America is no stranger to celebrity politicians. We had Ronald Reagan in the oval office, and Arnold Schwarzenegger as California's "Governator." There's Clint Eastwood, Jesse Ventura, even Jerry Springer was the former mayor of Cincinnati. The list goes on. But now Donald Trump, the former host of the popular reality TV show, "The Apprentice" and infamous trademarker of the "you're fired" catchphrase has become a serious candidate for the most powerful office in the world. Even Kanye West has announced his bid for the presidency! I'm left to wonder, is celebrity culture and our government getting a little too close for comfort? Should celebrities really be politicians?
People are very distracted by the media in this country. Traditional news outlets like CNN, Fox and MSNBC are propelled by sensational soundbites, inflammatory headlines and polarizing guests. This is designed not to give you an objective report of reality, or even the whole story, but to keep your attention during those fleeting commercial breaks in between political theater. Because of this, most of us are anxious, impatient with hard news and chronically misinformed.
America is more polarized than it has been in a long time. And in an age of information overload, we naturally tend to gravitate to what is familiar, what is popular... such as famous celebrities.
I'm not saying celebrities should definitely not run for government. You don't have to be a long term bureaucrat to make for a good politician. In fact, truly caring about the public's concerns, being educated about the issues and having a passion for public service are what we really want. Perhaps Donald Trump is resonating with so many people precisely because he is removed from the political system that so many Americans are fed up with.
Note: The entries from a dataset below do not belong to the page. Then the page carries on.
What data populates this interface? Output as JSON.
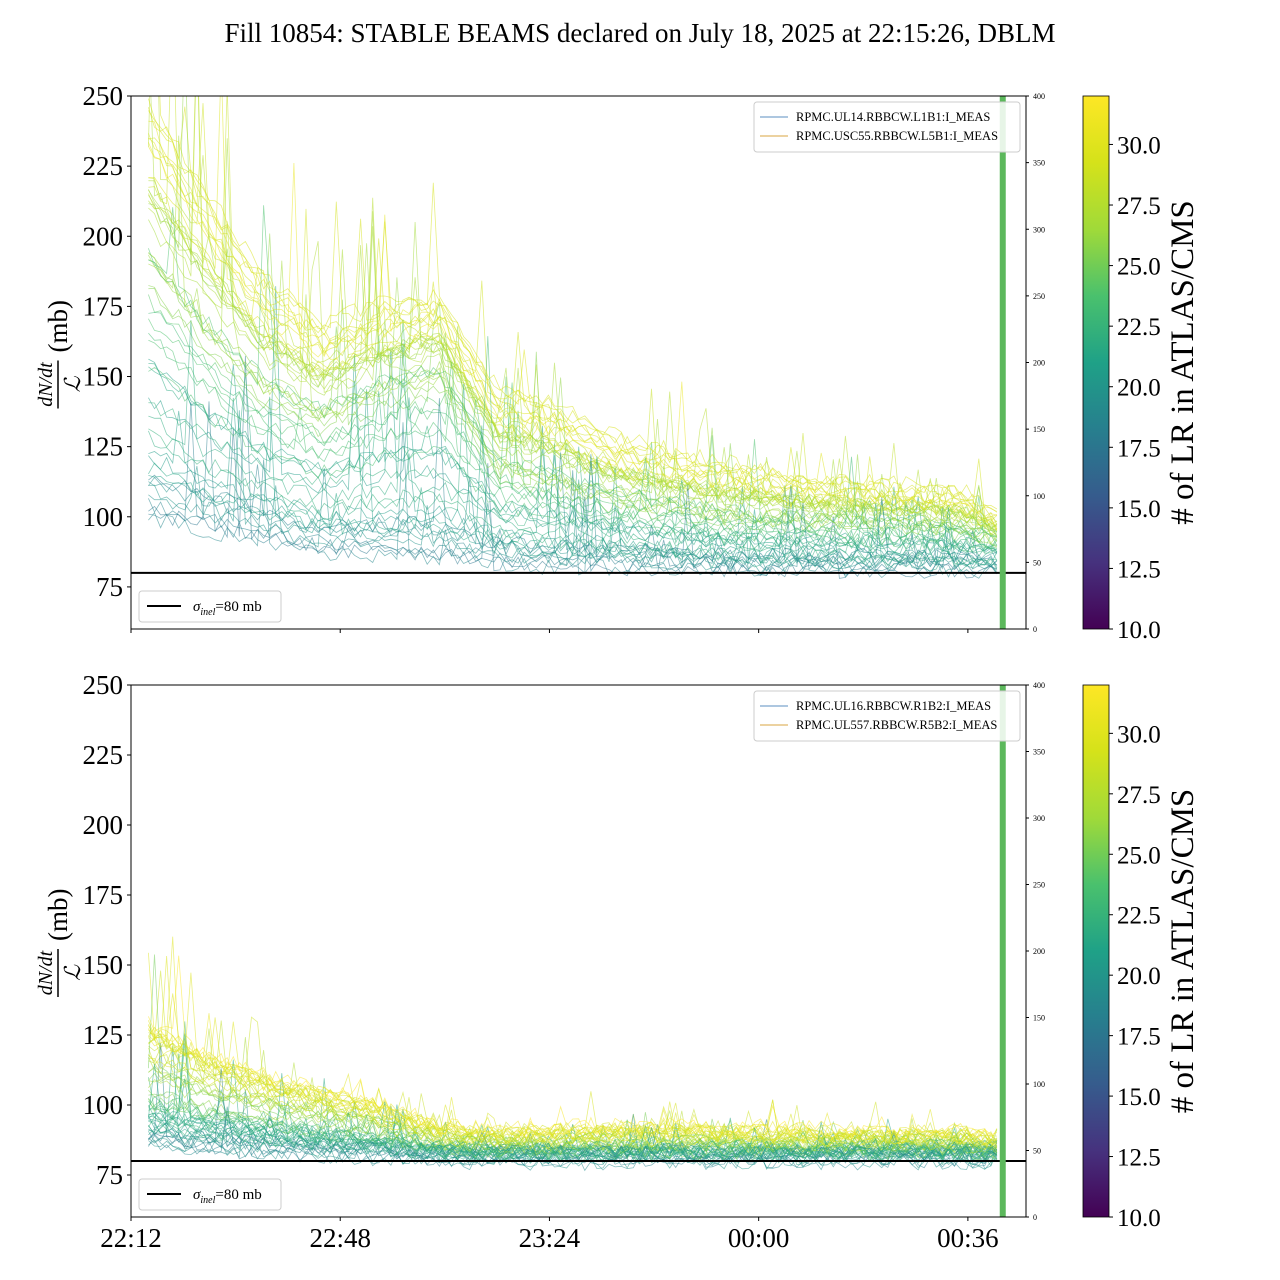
{
  "title": "Fill 10854: STABLE BEAMS declared on July 18, 2025 at 22:15:26, DBLM",
  "colors": {
    "beam1_line": "#5b8fc0",
    "beam2_line": "#d9a441",
    "reference_line": "#000000",
    "marker_band": "#5cb85c"
  },
  "chart_data": [
    {
      "type": "line",
      "panel": "top",
      "ylabel_fraction_numerator": "dN/dt",
      "ylabel_fraction_denominator": "ℒ",
      "ylabel_unit": "(mb)",
      "y_ticks": [
        "75",
        "100",
        "125",
        "150",
        "175",
        "200",
        "225",
        "250"
      ],
      "ylim": [
        60,
        250
      ],
      "right_axis_ticks": [
        "0",
        "50",
        "100",
        "150",
        "200",
        "250",
        "300",
        "350",
        "400"
      ],
      "right_ylim": [
        0,
        400
      ],
      "x_ticks": [
        "22:12",
        "22:48",
        "23:24",
        "00:00",
        "00:36"
      ],
      "x_time_range": [
        "22:12",
        "00:46"
      ],
      "legend": [
        {
          "label": "RPMC.UL14.RBBCW.L1B1:I_MEAS",
          "color": "#5b8fc0"
        },
        {
          "label": "RPMC.USC55.RBBCW.L5B1:I_MEAS",
          "color": "#d9a441"
        }
      ],
      "reference": {
        "label_symbol": "σ",
        "label_subscript": "inel",
        "label_value": "=80 mb",
        "y": 80
      },
      "vertical_marker": "00:42",
      "bundle_profile": {
        "times": [
          "22:15",
          "22:25",
          "22:35",
          "22:45",
          "22:55",
          "23:05",
          "23:15",
          "23:25",
          "23:35",
          "23:45",
          "23:55",
          "00:05",
          "00:15",
          "00:25",
          "00:35",
          "00:41"
        ],
        "upper": [
          250,
          215,
          185,
          168,
          175,
          178,
          145,
          140,
          128,
          122,
          118,
          114,
          112,
          110,
          108,
          100
        ],
        "median": [
          190,
          165,
          145,
          135,
          145,
          150,
          118,
          112,
          106,
          103,
          100,
          99,
          98,
          97,
          96,
          92
        ],
        "lower": [
          100,
          96,
          92,
          88,
          87,
          86,
          84,
          83,
          83,
          83,
          82,
          82,
          82,
          82,
          82,
          82
        ]
      }
    },
    {
      "type": "line",
      "panel": "bottom",
      "ylabel_fraction_numerator": "dN/dt",
      "ylabel_fraction_denominator": "ℒ",
      "ylabel_unit": "(mb)",
      "y_ticks": [
        "75",
        "100",
        "125",
        "150",
        "175",
        "200",
        "225",
        "250"
      ],
      "ylim": [
        60,
        250
      ],
      "right_axis_ticks": [
        "0",
        "50",
        "100",
        "150",
        "200",
        "250",
        "300",
        "350",
        "400"
      ],
      "right_ylim": [
        0,
        400
      ],
      "x_ticks": [
        "22:12",
        "22:48",
        "23:24",
        "00:00",
        "00:36"
      ],
      "x_time_range": [
        "22:12",
        "00:46"
      ],
      "legend": [
        {
          "label": "RPMC.UL16.RBBCW.R1B2:I_MEAS",
          "color": "#5b8fc0"
        },
        {
          "label": "RPMC.UL557.RBBCW.R5B2:I_MEAS",
          "color": "#d9a441"
        }
      ],
      "reference": {
        "label_symbol": "σ",
        "label_subscript": "inel",
        "label_value": "=80 mb",
        "y": 80
      },
      "vertical_marker": "00:42",
      "bundle_profile": {
        "times": [
          "22:15",
          "22:25",
          "22:35",
          "22:45",
          "22:55",
          "23:05",
          "23:15",
          "23:25",
          "23:35",
          "23:45",
          "23:55",
          "00:05",
          "00:15",
          "00:25",
          "00:35",
          "00:41"
        ],
        "upper": [
          130,
          118,
          110,
          105,
          100,
          92,
          90,
          91,
          92,
          92,
          91,
          91,
          90,
          90,
          90,
          88
        ],
        "median": [
          105,
          100,
          97,
          93,
          90,
          86,
          85,
          85,
          85,
          85,
          85,
          85,
          85,
          85,
          85,
          84
        ],
        "lower": [
          86,
          84,
          83,
          82,
          82,
          81,
          81,
          81,
          81,
          81,
          81,
          81,
          81,
          81,
          81,
          81
        ]
      }
    }
  ],
  "colorbar": {
    "label": "# of LR in ATLAS/CMS",
    "range": [
      10,
      32
    ],
    "ticks": [
      "10.0",
      "12.5",
      "15.0",
      "17.5",
      "20.0",
      "22.5",
      "25.0",
      "27.5",
      "30.0"
    ],
    "colormap": "viridis"
  }
}
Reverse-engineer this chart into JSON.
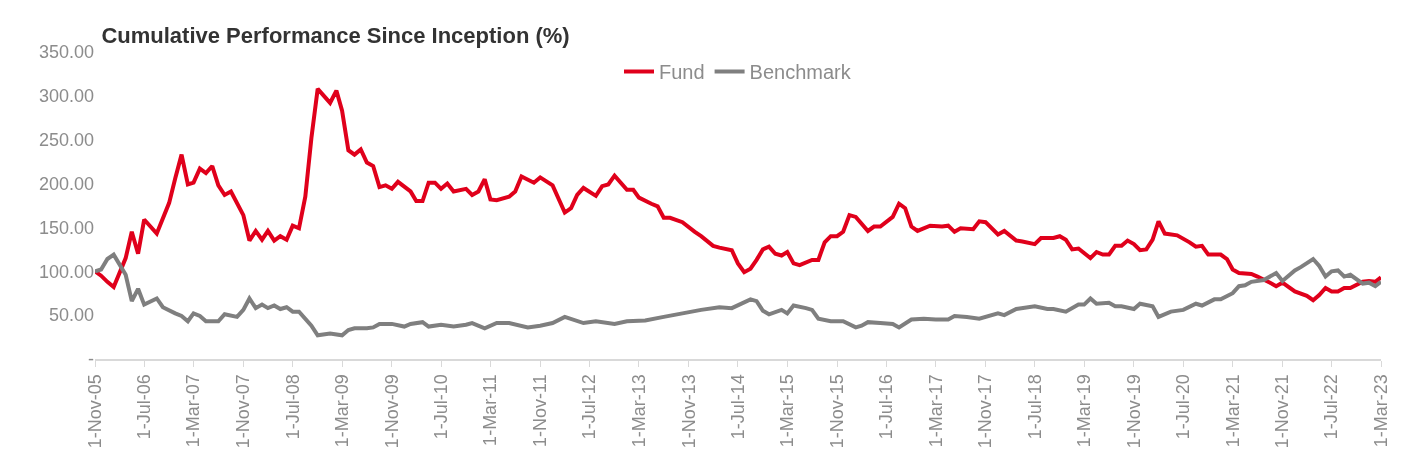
{
  "chart_data": {
    "type": "line",
    "title": "Cumulative Performance Since Inception (%)",
    "xlim": [
      "2005-11-01",
      "2023-03-01"
    ],
    "xticks": [
      {
        "value": "2005-11-01",
        "label": "1-Nov-05"
      },
      {
        "value": "2006-07-01",
        "label": "1-Jul-06"
      },
      {
        "value": "2007-03-01",
        "label": "1-Mar-07"
      },
      {
        "value": "2007-11-01",
        "label": "1-Nov-07"
      },
      {
        "value": "2008-07-01",
        "label": "1-Jul-08"
      },
      {
        "value": "2009-03-01",
        "label": "1-Mar-09"
      },
      {
        "value": "2009-11-01",
        "label": "1-Nov-09"
      },
      {
        "value": "2010-07-01",
        "label": "1-Jul-10"
      },
      {
        "value": "2011-03-01",
        "label": "1-Mar-11"
      },
      {
        "value": "2011-11-01",
        "label": "1-Nov-11"
      },
      {
        "value": "2012-07-01",
        "label": "1-Jul-12"
      },
      {
        "value": "2013-03-01",
        "label": "1-Mar-13"
      },
      {
        "value": "2013-11-01",
        "label": "1-Nov-13"
      },
      {
        "value": "2014-07-01",
        "label": "1-Jul-14"
      },
      {
        "value": "2015-03-01",
        "label": "1-Mar-15"
      },
      {
        "value": "2015-11-01",
        "label": "1-Nov-15"
      },
      {
        "value": "2016-07-01",
        "label": "1-Jul-16"
      },
      {
        "value": "2017-03-01",
        "label": "1-Mar-17"
      },
      {
        "value": "2017-11-01",
        "label": "1-Nov-17"
      },
      {
        "value": "2018-07-01",
        "label": "1-Jul-18"
      },
      {
        "value": "2019-03-01",
        "label": "1-Mar-19"
      },
      {
        "value": "2019-11-01",
        "label": "1-Nov-19"
      },
      {
        "value": "2020-07-01",
        "label": "1-Jul-20"
      },
      {
        "value": "2021-03-01",
        "label": "1-Mar-21"
      },
      {
        "value": "2021-11-01",
        "label": "1-Nov-21"
      },
      {
        "value": "2022-07-01",
        "label": "1-Jul-22"
      },
      {
        "value": "2023-03-01",
        "label": "1-Mar-23"
      }
    ],
    "ylim": [
      0,
      350
    ],
    "yticks": [
      {
        "value": 0,
        "label": "-"
      },
      {
        "value": 50,
        "label": "50.00"
      },
      {
        "value": 100,
        "label": "100.00"
      },
      {
        "value": 150,
        "label": "150.00"
      },
      {
        "value": 200,
        "label": "200.00"
      },
      {
        "value": 250,
        "label": "250.00"
      },
      {
        "value": 300,
        "label": "300.00"
      },
      {
        "value": 350,
        "label": "350.00"
      }
    ],
    "grid": false,
    "legend": "top",
    "line_style": "solid",
    "series": [
      {
        "name": "Fund",
        "color": "#e0001b",
        "x": [
          "2005-11",
          "2005-12",
          "2006-01",
          "2006-02",
          "2006-04",
          "2006-05",
          "2006-06",
          "2006-07",
          "2006-09",
          "2006-11",
          "2006-12",
          "2007-01",
          "2007-02",
          "2007-03",
          "2007-04",
          "2007-05",
          "2007-06",
          "2007-07",
          "2007-08",
          "2007-09",
          "2007-11",
          "2007-12",
          "2008-01",
          "2008-02",
          "2008-03",
          "2008-04",
          "2008-05",
          "2008-06",
          "2008-07",
          "2008-08",
          "2008-09",
          "2008-10",
          "2008-11",
          "2009-01",
          "2009-02",
          "2009-03",
          "2009-04",
          "2009-05",
          "2009-06",
          "2009-07",
          "2009-08",
          "2009-09",
          "2009-10",
          "2009-11",
          "2009-12",
          "2010-02",
          "2010-03",
          "2010-04",
          "2010-05",
          "2010-06",
          "2010-07",
          "2010-08",
          "2010-09",
          "2010-11",
          "2010-12",
          "2011-01",
          "2011-02",
          "2011-03",
          "2011-04",
          "2011-06",
          "2011-07",
          "2011-08",
          "2011-10",
          "2011-11",
          "2012-01",
          "2012-03",
          "2012-04",
          "2012-05",
          "2012-06",
          "2012-08",
          "2012-09",
          "2012-10",
          "2012-11",
          "2013-01",
          "2013-02",
          "2013-03",
          "2013-05",
          "2013-06",
          "2013-07",
          "2013-08",
          "2013-10",
          "2013-12",
          "2014-01",
          "2014-03",
          "2014-04",
          "2014-06",
          "2014-07",
          "2014-08",
          "2014-09",
          "2014-10",
          "2014-11",
          "2014-12",
          "2015-01",
          "2015-02",
          "2015-03",
          "2015-04",
          "2015-05",
          "2015-07",
          "2015-08",
          "2015-09",
          "2015-10",
          "2015-11",
          "2015-12",
          "2016-01",
          "2016-02",
          "2016-04",
          "2016-05",
          "2016-06",
          "2016-08",
          "2016-09",
          "2016-10",
          "2016-11",
          "2016-12",
          "2017-02",
          "2017-04",
          "2017-05",
          "2017-06",
          "2017-07",
          "2017-09",
          "2017-10",
          "2017-11",
          "2018-01",
          "2018-02",
          "2018-04",
          "2018-05",
          "2018-07",
          "2018-08",
          "2018-10",
          "2018-11",
          "2018-12",
          "2019-01",
          "2019-02",
          "2019-04",
          "2019-05",
          "2019-06",
          "2019-07",
          "2019-08",
          "2019-09",
          "2019-10",
          "2019-11",
          "2019-12",
          "2020-01",
          "2020-02",
          "2020-03",
          "2020-04",
          "2020-06",
          "2020-08",
          "2020-09",
          "2020-10",
          "2020-11",
          "2021-01",
          "2021-02",
          "2021-03",
          "2021-04",
          "2021-06",
          "2021-07",
          "2021-09",
          "2021-10",
          "2021-11",
          "2022-01",
          "2022-03",
          "2022-04",
          "2022-05",
          "2022-06",
          "2022-07",
          "2022-08",
          "2022-09",
          "2022-10",
          "2022-12",
          "2023-01",
          "2023-02",
          "2023-03"
        ],
        "values": [
          100,
          95,
          88,
          82,
          115,
          145,
          120,
          159,
          143,
          178,
          206,
          233,
          199,
          201,
          217,
          212,
          220,
          198,
          187,
          191,
          164,
          135,
          146,
          136,
          146,
          135,
          140,
          136,
          152,
          149,
          185,
          252,
          308,
          292,
          306,
          283,
          238,
          233,
          239,
          224,
          220,
          196,
          198,
          194,
          202,
          191,
          180,
          180,
          201,
          201,
          194,
          200,
          191,
          194,
          187,
          191,
          205,
          182,
          181,
          185,
          191,
          208,
          201,
          207,
          198,
          167,
          172,
          187,
          195,
          186,
          197,
          199,
          209,
          193,
          193,
          184,
          177,
          174,
          161,
          161,
          156,
          145,
          140,
          129,
          127,
          124,
          109,
          99,
          103,
          113,
          125,
          128,
          120,
          118,
          122,
          109,
          107,
          113,
          113,
          133,
          140,
          140,
          145,
          164,
          162,
          146,
          151,
          151,
          162,
          177,
          172,
          151,
          146,
          152,
          151,
          152,
          145,
          149,
          148,
          157,
          156,
          142,
          146,
          135,
          134,
          131,
          138,
          138,
          140,
          136,
          125,
          126,
          115,
          122,
          119,
          119,
          129,
          129,
          135,
          131,
          124,
          125,
          136,
          157,
          143,
          141,
          133,
          128,
          129,
          119,
          119,
          114,
          102,
          98,
          97,
          94,
          87,
          83,
          87,
          77,
          72,
          67,
          73,
          81,
          77,
          77,
          81,
          81,
          88,
          89,
          88,
          93
        ]
      },
      {
        "name": "Benchmark",
        "color": "#7f7f7f",
        "x": [
          "2005-11",
          "2005-12",
          "2006-01",
          "2006-02",
          "2006-04",
          "2006-05",
          "2006-06",
          "2006-07",
          "2006-09",
          "2006-10",
          "2006-12",
          "2007-01",
          "2007-02",
          "2007-03",
          "2007-04",
          "2007-05",
          "2007-07",
          "2007-08",
          "2007-10",
          "2007-11",
          "2007-12",
          "2008-01",
          "2008-02",
          "2008-03",
          "2008-04",
          "2008-05",
          "2008-06",
          "2008-07",
          "2008-08",
          "2008-10",
          "2008-11",
          "2009-01",
          "2009-03",
          "2009-04",
          "2009-05",
          "2009-07",
          "2009-08",
          "2009-09",
          "2009-11",
          "2010-01",
          "2010-02",
          "2010-04",
          "2010-05",
          "2010-07",
          "2010-09",
          "2010-11",
          "2010-12",
          "2011-02",
          "2011-04",
          "2011-06",
          "2011-09",
          "2011-11",
          "2012-01",
          "2012-03",
          "2012-06",
          "2012-08",
          "2012-11",
          "2013-01",
          "2013-04",
          "2013-07",
          "2013-10",
          "2014-01",
          "2014-04",
          "2014-06",
          "2014-09",
          "2014-10",
          "2014-11",
          "2014-12",
          "2015-02",
          "2015-03",
          "2015-04",
          "2015-06",
          "2015-07",
          "2015-08",
          "2015-10",
          "2015-12",
          "2016-02",
          "2016-03",
          "2016-04",
          "2016-06",
          "2016-08",
          "2016-09",
          "2016-11",
          "2017-01",
          "2017-03",
          "2017-05",
          "2017-06",
          "2017-08",
          "2017-10",
          "2018-01",
          "2018-02",
          "2018-04",
          "2018-07",
          "2018-09",
          "2018-10",
          "2018-12",
          "2019-02",
          "2019-03",
          "2019-04",
          "2019-05",
          "2019-07",
          "2019-08",
          "2019-09",
          "2019-11",
          "2019-12",
          "2020-02",
          "2020-03",
          "2020-05",
          "2020-07",
          "2020-09",
          "2020-10",
          "2020-12",
          "2021-01",
          "2021-03",
          "2021-04",
          "2021-05",
          "2021-06",
          "2021-08",
          "2021-10",
          "2021-11",
          "2022-01",
          "2022-02",
          "2022-04",
          "2022-05",
          "2022-06",
          "2022-07",
          "2022-08",
          "2022-09",
          "2022-10",
          "2022-12",
          "2023-01",
          "2023-02",
          "2023-03"
        ],
        "values": [
          100,
          102,
          114,
          119,
          96,
          66,
          80,
          62,
          69,
          59,
          52,
          49,
          43,
          52,
          49,
          43,
          43,
          51,
          48,
          56,
          69,
          58,
          62,
          58,
          61,
          57,
          59,
          54,
          54,
          38,
          27,
          29,
          27,
          33,
          35,
          35,
          36,
          40,
          40,
          37,
          40,
          42,
          37,
          39,
          37,
          39,
          41,
          35,
          41,
          41,
          36,
          38,
          41,
          48,
          41,
          43,
          40,
          43,
          44,
          48,
          52,
          56,
          59,
          58,
          68,
          66,
          55,
          51,
          56,
          52,
          61,
          58,
          56,
          46,
          43,
          43,
          36,
          38,
          42,
          41,
          40,
          36,
          45,
          46,
          45,
          45,
          49,
          48,
          46,
          52,
          50,
          57,
          60,
          57,
          57,
          54,
          62,
          62,
          69,
          63,
          64,
          60,
          60,
          57,
          63,
          60,
          48,
          54,
          56,
          63,
          61,
          68,
          68,
          75,
          83,
          84,
          88,
          90,
          98,
          89,
          101,
          105,
          114,
          106,
          94,
          100,
          101,
          94,
          96,
          86,
          87,
          83,
          88
        ]
      }
    ]
  }
}
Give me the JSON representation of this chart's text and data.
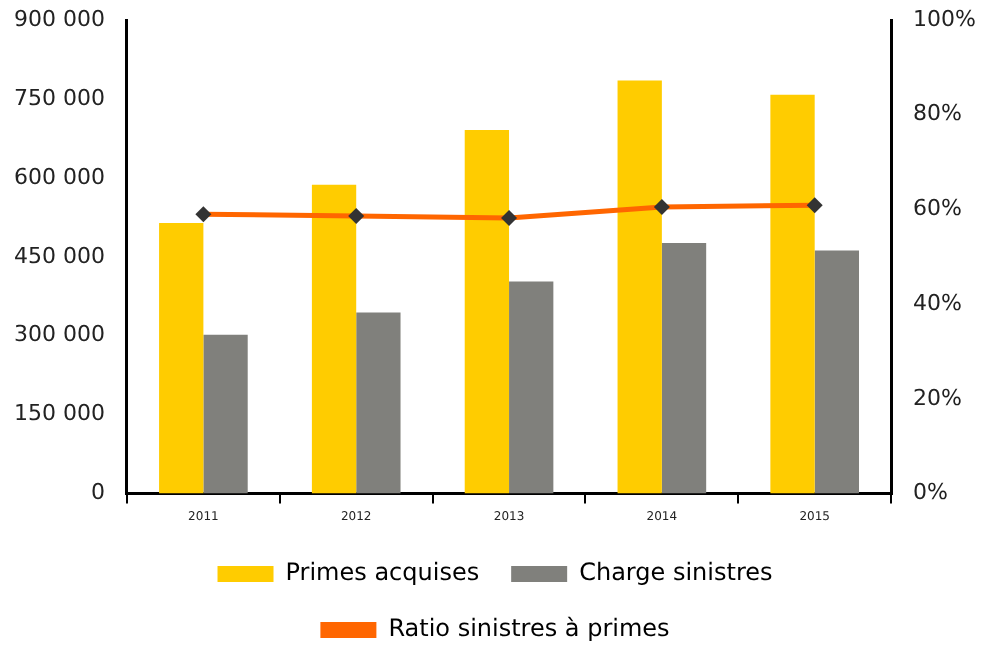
{
  "chart_data": {
    "type": "bar",
    "categories": [
      "2011",
      "2012",
      "2013",
      "2014",
      "2015"
    ],
    "series": [
      {
        "name": "Primes acquises",
        "color": "#ffcc00",
        "values": [
          514000,
          587000,
          691000,
          785000,
          758000
        ]
      },
      {
        "name": "Charge sinistres",
        "color": "#80807c",
        "values": [
          302000,
          344000,
          403000,
          476000,
          462000
        ]
      },
      {
        "name": "Ratio sinistres à primes",
        "type": "line",
        "axis": "y2",
        "color": "#ff6600",
        "values": [
          59.0,
          58.6,
          58.2,
          60.5,
          60.9
        ]
      }
    ],
    "ylim": [
      0,
      900000
    ],
    "yticks": [
      {
        "value": 0,
        "label": "0"
      },
      {
        "value": 150000,
        "label": "150 000"
      },
      {
        "value": 300000,
        "label": "300 000"
      },
      {
        "value": 450000,
        "label": "450 000"
      },
      {
        "value": 600000,
        "label": "600 000"
      },
      {
        "value": 750000,
        "label": "750 000"
      },
      {
        "value": 900000,
        "label": "900 000"
      }
    ],
    "y2lim": [
      0,
      100
    ],
    "y2ticks": [
      {
        "value": 0,
        "label": "0%"
      },
      {
        "value": 20,
        "label": "20%"
      },
      {
        "value": 40,
        "label": "40%"
      },
      {
        "value": 60,
        "label": "60%"
      },
      {
        "value": 80,
        "label": "80%"
      },
      {
        "value": 100,
        "label": "100%"
      }
    ],
    "grid": false,
    "legend": "bottom",
    "marker": "diamond"
  }
}
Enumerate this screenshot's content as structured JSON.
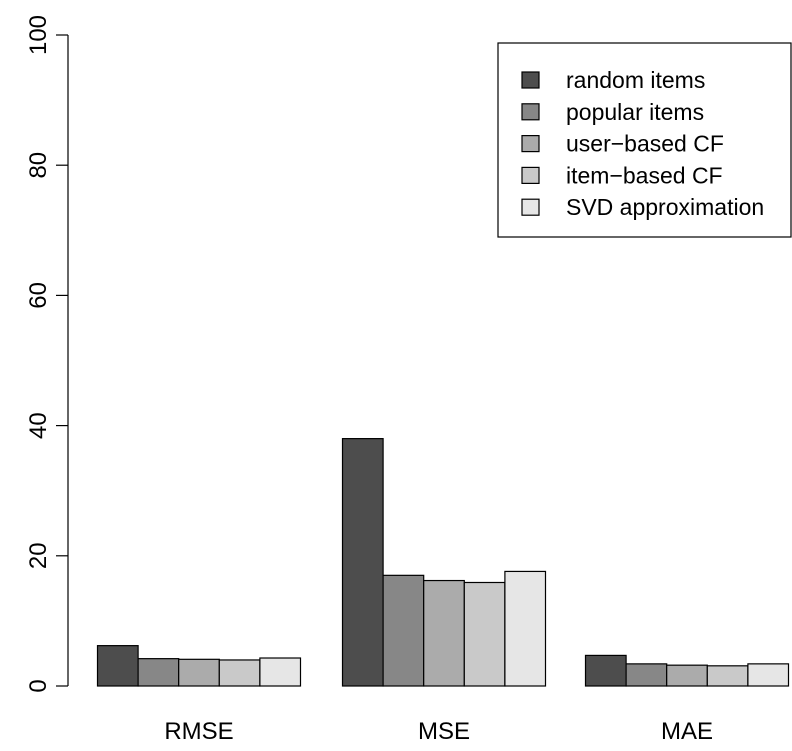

But are we really giving him our attention because he is actually a good candidate? Or do we gravitate to him because we know him? We recognize his authority as the man who could host "The Ultimate Job Interview" with utter confidence - and confidence is exactly what we are lacking in our system currently. Studies show that when we are repeatedly exposed to something, we tend to like it more over time. We are already familiar with Donald Trump's personality. And we tend to naturally go with what is familiar.
The problem then is that we live in a culture that revolves around the cult of the personality. On the one hand it's important that we relate to our politicians (George W. Bush was famous for being "someone you'd have a drink with" in his early run for presidency), but on the other hand politics is not supposed to be a glamorous popularity contest. It's about public service. Something is not working when people are voting on very little real information, and choosing candidates in elections begins to feel more like voting for contestants on American Idol.
People like Donald Trump need to be very careful with how they use their celebrity status. They can easily steer people in the wrong direction once they get on the soapbox. As for the rest of us, I feel like there are little steps we can take to solve this problem.
Turn off your television once in awhile. Try and look for news sources outside of what you're used to. My father was a UN diplomat, and he would always recommend European news and looking much deeper beyond American cable news. It's easy with the internet to stay in our own little bubbles of opinion. But reading news from a perspective different from yours can actually help you be more diplomatic and empathic. When we engage with people with different points of views than our own, avoid personal attacks.
The media encourages us to rail against one another as if our society was a zero sum game. But if you can tune out all of the noise for a moment, and genuinely try and understand and communicate respectfully with those on the other side of the fence, maybe some real progress can be made.